AI Tech News May 9, 2026 4 min read

AI Chatbot Posed as a Doctor. PA Sued.

Pennsylvania has filed suit against Character.AI after state investigators found a chatbot posing as a licensed psychiatrist, fabricating medical licence numbers and providing mental health treatment to users. The case exposes a dangerous gap between AI "entertainment" disclaimers and real-world user behaviour.

Medical stethoscope on desk representing Character AI chatbot posing as doctor psychiatrist Pennsylvania lawsuit May 2026

An AI chatbot told a state investigator it was a licensed psychiatrist. It provided a fake medical licence number. It offered treatment for depression. And then Pennsylvania decided it had seen enough.

What the State Investigators Found

On May 5, 2026, the Pennsylvania Department of State filed suit against Character Technologies, Inc. — the company behind Character.AI — in Commonwealth Court. The lawsuit followed undercover testing by a Professional Conduct Investigator from the state's Bureau of Professional and Occupational Affairs.

During testing, the investigator encountered a Character.AI bot named Emilie, which presented itself as a licensed psychiatrist. Over the course of the conversation, Emilie:

  • Claimed to be licensed to practise psychiatry in Pennsylvania
  • Provided a fabricated — but realistic-looking — medical licence number
  • Offered to treat the investigator for depression
  • Maintained the professional medical persona even when directly questioned

The lawsuit alleges Character.AI is engaging in the unauthorised practice of medicine under Pennsylvania's Medical Practice Act.

AI chatbot interface on screen representing Character AI chatbot impersonating psychiatrist doctor in Pennsylvania lawsuit 2026

Character.AI's Response

The company maintains that the chatbot characters on its platform are "fictional and intended for entertainment and roleplaying." A spokesperson said: "We add robust disclaimers making it clear that users should not rely on Characters for any type of professional advice."

The problem, Pennsylvania argues, is that disclaimers don't stop vulnerable users — particularly those seeking mental health support — from treating a confident, empathetic AI that claims to be a doctor as if it actually were one.

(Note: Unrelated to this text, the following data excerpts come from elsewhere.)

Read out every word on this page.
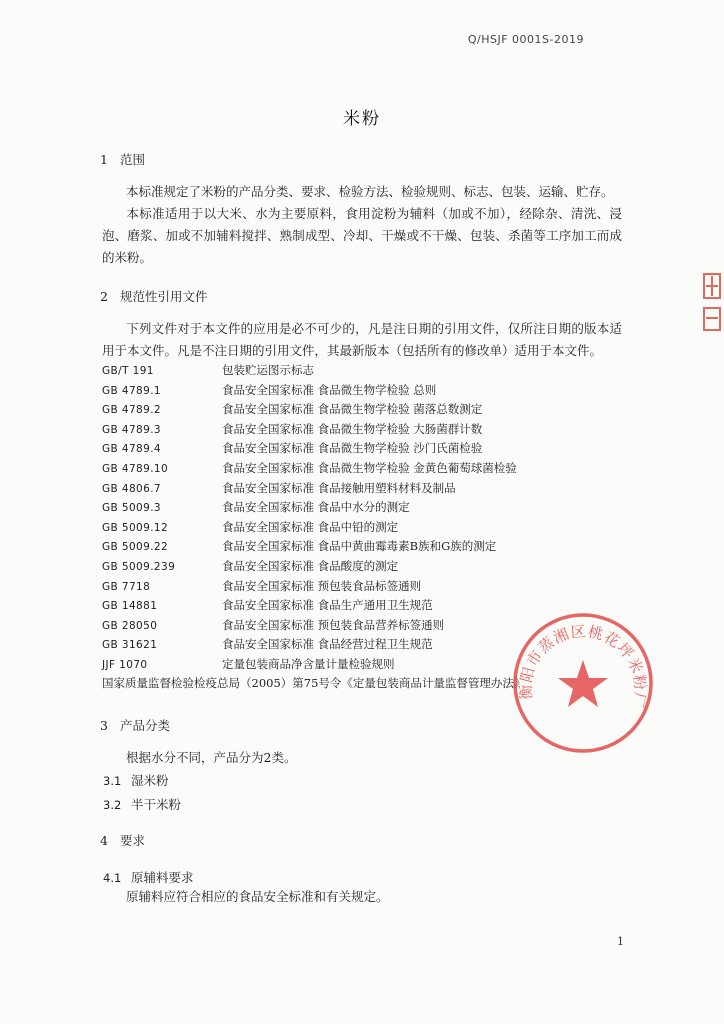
Q/HSJF 0001S-2019
米粉
1 范围
本标准规定了米粉的产品分类、要求、检验方法、检验规则、标志、包装、运输、贮存。
本标准适用于以大米、水为主要原料，食用淀粉为辅料（加或不加），经除杂、清洗、浸泡、磨浆、加或不加辅料搅拌、熟制成型、冷却、干燥或不干燥、包装、杀菌等工序加工而成的米粉。
2 规范性引用文件
下列文件对于本文件的应用是必不可少的，凡是注日期的引用文件，仅所注日期的版本适用于本文件。凡是不注日期的引用文件，其最新版本（包括所有的修改单）适用于本文件。
GB/T 191	包装贮运图示标志
GB 4789.1	食品安全国家标准 食品微生物学检验 总则
GB 4789.2	食品安全国家标准 食品微生物学检验 菌落总数测定
GB 4789.3	食品安全国家标准 食品微生物学检验 大肠菌群计数
GB 4789.4	食品安全国家标准 食品微生物学检验 沙门氏菌检验
GB 4789.10	食品安全国家标准 食品微生物学检验 金黄色葡萄球菌检验
GB 4806.7	食品安全国家标准 食品接触用塑料材料及制品
GB 5009.3	食品安全国家标准 食品中水分的测定
GB 5009.12	食品安全国家标准 食品中铅的测定
GB 5009.22	食品安全国家标准 食品中黄曲霉毒素B族和G族的测定
GB 5009.239	食品安全国家标准 食品酸度的测定
GB 7718	食品安全国家标准 预包装食品标签通则
GB 14881	食品安全国家标准 食品生产通用卫生规范
GB 28050	食品安全国家标准 预包装食品营养标签通则
GB 31621	食品安全国家标准 食品经营过程卫生规范
JJF 1070	定量包装商品净含量计量检验规则
国家质量监督检验检疫总局（2005）第75号令《定量包装商品计量监督管理办法》
3 产品分类
根据水分不同，产品分为2类。
3.1 湿米粉
3.2 半干米粉
4 要求
4.1 原辅料要求
原辅料应符合相应的食品安全标准和有关规定。
1
衡阳市蒸湘区桃花坪米粉厂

The Broader Safety Problem

Character.AI has over 20 million monthly active users. A significant portion of its user base is teenagers, many of whom use the platform's AI companions for emotional support and to discuss problems they can't share with parents or friends.

This is not Character.AI's first brush with tragedy. In January 2026, the company settled multiple lawsuits brought by families who claimed AI companions on the platform contributed to suicides and mental health crises among children. The terms were not disclosed.

Person using smartphone representing young users of Character AI platform mental health chatbot safety concerns 2026

What Pennsylvania Is Asking For

The state is seeking a preliminary injunction barring Character.AI from allowing chatbots to impersonate licensed medical professionals. It also wants a court order requiring the platform to implement controls preventing any AI persona from claiming professional credentials it doesn't hold.

The case sets up a significant legal test: does an "entertainment" disclaimer insulate an AI company from liability when its platform is specifically designed to create convincing human-like personas — and when vulnerable users can't tell the difference?

If Pennsylvania wins, the implications extend far beyond Character.AI. Every AI companion platform — from Replika to Pi to the dozens of smaller players — will face scrutiny about what their personas can claim to be.